12. The method as claimed in claim 11, wherein adaptively selecting, comprises:

identifying two or more microphones from the plurality of microphones based on the determined direction and a microphone orientation such that the two or microphones identified are the microphones closest to the at least one audio source; and

selecting based on the identified two or more microphones the two or more respective audio signals.

13. The method as claimed in claim 12, wherein adaptively selecting, further comprises:

identifying from the two or microphones identified which microphone is closest to the at least one audio source based on the determined direction; and

selecting, from the two or more respective audio signals, a reference audio signal to select an audio signal associated with the microphone closest to the at least one audio source as the reference audio signal.

14. The method as claimed in claim 13, further comprising determining a coherence delay between the reference audio signal and others of the selected two or more respective audio signals, wherein the coherence delay is the delay value which maximises the coherence between the reference audio signal and another of the two or more respective audio signals.

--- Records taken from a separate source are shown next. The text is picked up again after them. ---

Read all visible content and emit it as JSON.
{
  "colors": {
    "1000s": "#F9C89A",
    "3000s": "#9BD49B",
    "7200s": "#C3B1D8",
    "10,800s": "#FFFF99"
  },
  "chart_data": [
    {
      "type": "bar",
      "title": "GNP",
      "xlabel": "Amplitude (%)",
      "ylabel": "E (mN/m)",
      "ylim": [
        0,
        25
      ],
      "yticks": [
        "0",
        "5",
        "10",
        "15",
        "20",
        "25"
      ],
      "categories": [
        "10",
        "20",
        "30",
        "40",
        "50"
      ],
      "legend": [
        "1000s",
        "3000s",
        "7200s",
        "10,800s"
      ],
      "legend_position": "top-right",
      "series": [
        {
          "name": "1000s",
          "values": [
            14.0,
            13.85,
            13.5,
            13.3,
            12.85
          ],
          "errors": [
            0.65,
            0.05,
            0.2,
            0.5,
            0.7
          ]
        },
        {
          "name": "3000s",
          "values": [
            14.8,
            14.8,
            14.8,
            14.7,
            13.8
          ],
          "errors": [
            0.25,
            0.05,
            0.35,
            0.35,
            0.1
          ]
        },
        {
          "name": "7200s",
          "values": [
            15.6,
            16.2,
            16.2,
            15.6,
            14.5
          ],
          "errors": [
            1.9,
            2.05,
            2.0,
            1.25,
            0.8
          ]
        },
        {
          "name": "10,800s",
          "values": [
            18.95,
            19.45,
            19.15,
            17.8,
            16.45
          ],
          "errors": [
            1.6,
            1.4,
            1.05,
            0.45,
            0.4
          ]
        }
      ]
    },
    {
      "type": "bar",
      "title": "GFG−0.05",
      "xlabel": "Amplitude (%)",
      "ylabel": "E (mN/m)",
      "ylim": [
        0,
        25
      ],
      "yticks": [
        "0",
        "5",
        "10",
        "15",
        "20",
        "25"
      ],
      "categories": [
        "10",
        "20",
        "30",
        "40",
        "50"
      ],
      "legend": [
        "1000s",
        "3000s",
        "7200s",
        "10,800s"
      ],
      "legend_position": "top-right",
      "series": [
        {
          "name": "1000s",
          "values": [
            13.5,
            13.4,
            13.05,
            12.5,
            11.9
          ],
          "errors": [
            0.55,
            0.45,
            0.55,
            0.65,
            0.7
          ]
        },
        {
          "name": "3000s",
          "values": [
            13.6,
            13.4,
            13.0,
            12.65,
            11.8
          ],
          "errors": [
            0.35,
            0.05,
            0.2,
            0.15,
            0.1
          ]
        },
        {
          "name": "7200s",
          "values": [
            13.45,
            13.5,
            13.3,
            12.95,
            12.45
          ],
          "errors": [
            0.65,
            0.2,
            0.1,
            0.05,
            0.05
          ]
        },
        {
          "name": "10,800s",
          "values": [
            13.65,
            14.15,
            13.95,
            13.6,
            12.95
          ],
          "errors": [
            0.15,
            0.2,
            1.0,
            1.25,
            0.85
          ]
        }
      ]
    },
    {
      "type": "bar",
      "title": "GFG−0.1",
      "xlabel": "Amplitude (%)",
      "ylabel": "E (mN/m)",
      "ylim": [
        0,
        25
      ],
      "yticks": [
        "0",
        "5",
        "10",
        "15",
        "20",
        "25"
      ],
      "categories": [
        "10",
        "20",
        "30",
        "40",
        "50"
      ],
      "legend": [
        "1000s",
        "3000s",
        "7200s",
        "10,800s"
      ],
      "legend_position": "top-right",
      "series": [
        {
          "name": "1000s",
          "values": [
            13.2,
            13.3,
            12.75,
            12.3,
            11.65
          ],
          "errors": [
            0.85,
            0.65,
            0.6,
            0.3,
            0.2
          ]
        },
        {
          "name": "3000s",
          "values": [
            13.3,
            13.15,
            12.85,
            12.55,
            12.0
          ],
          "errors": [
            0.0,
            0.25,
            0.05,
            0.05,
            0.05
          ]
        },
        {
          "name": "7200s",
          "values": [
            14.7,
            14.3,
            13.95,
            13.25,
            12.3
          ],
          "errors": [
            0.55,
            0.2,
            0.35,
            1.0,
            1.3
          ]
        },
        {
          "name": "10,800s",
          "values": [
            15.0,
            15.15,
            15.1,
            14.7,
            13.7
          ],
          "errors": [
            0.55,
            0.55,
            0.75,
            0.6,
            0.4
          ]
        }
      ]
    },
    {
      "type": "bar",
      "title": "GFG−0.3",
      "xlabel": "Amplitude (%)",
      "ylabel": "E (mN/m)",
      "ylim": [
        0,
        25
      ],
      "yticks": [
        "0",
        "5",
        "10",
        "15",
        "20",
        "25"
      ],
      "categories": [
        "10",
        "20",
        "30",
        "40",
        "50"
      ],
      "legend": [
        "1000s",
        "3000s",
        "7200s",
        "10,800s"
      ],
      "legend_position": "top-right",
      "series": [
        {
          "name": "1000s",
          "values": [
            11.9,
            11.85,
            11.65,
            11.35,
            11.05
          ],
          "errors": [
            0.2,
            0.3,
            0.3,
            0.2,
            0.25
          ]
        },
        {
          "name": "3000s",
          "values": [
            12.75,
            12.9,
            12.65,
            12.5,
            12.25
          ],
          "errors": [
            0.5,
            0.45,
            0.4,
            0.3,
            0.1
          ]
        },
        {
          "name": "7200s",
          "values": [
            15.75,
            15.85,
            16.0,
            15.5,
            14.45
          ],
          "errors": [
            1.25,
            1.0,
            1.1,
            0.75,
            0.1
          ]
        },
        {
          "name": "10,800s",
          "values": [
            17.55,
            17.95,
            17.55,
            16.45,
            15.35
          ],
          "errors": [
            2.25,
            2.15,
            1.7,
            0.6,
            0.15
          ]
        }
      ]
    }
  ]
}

15. The method as claimed in claim 14, wherein generating the mid signal comprises:

time aligning the others of the selected two or more respective audio signals with the reference audio signal based on the determined coherence delay; and

combining the time aligned others of the selected two or more respective audio signals with the reference audio signal.

16. The method as claimed in claim 15, further comprising at least one of: generating a weighting value based on the difference between a microphone direction for the two or more respective audio signals and the determined direction, wherein generating the mid signal further comprises applying the weighting value to the respective two or more audio signals prior to the signal combiner combining; and summing the time aligned others of the selected two or more respective audio signals with the reference audio signal.

17. The method as claimed in claim 11, further comprising:

further selecting from the plurality of microphones, a further selection of two or more respective audio signals; and

generating from a combination of the further selection of two or more respective audio signals at least two side signals representing an audio scene ambience.

18. The method as claimed in claim 17, wherein selecting the further selection of two or more respective audio signals comprises selecting the further selection of the two or more respective audio signals based on at least one of:

an output type; and

a distribution of the plurality of microphones.

19. The method as claimed in claim 17, further comprising:

determining an ambience coefficient associated with each of the further selection of two or more respective audio signals;

applying the determined ambience coefficient to the further selection of the two or more respective audio signals to generate a signal component for each of the at least two side signals; and

decorrelating the signal component for each of the at least two side signals.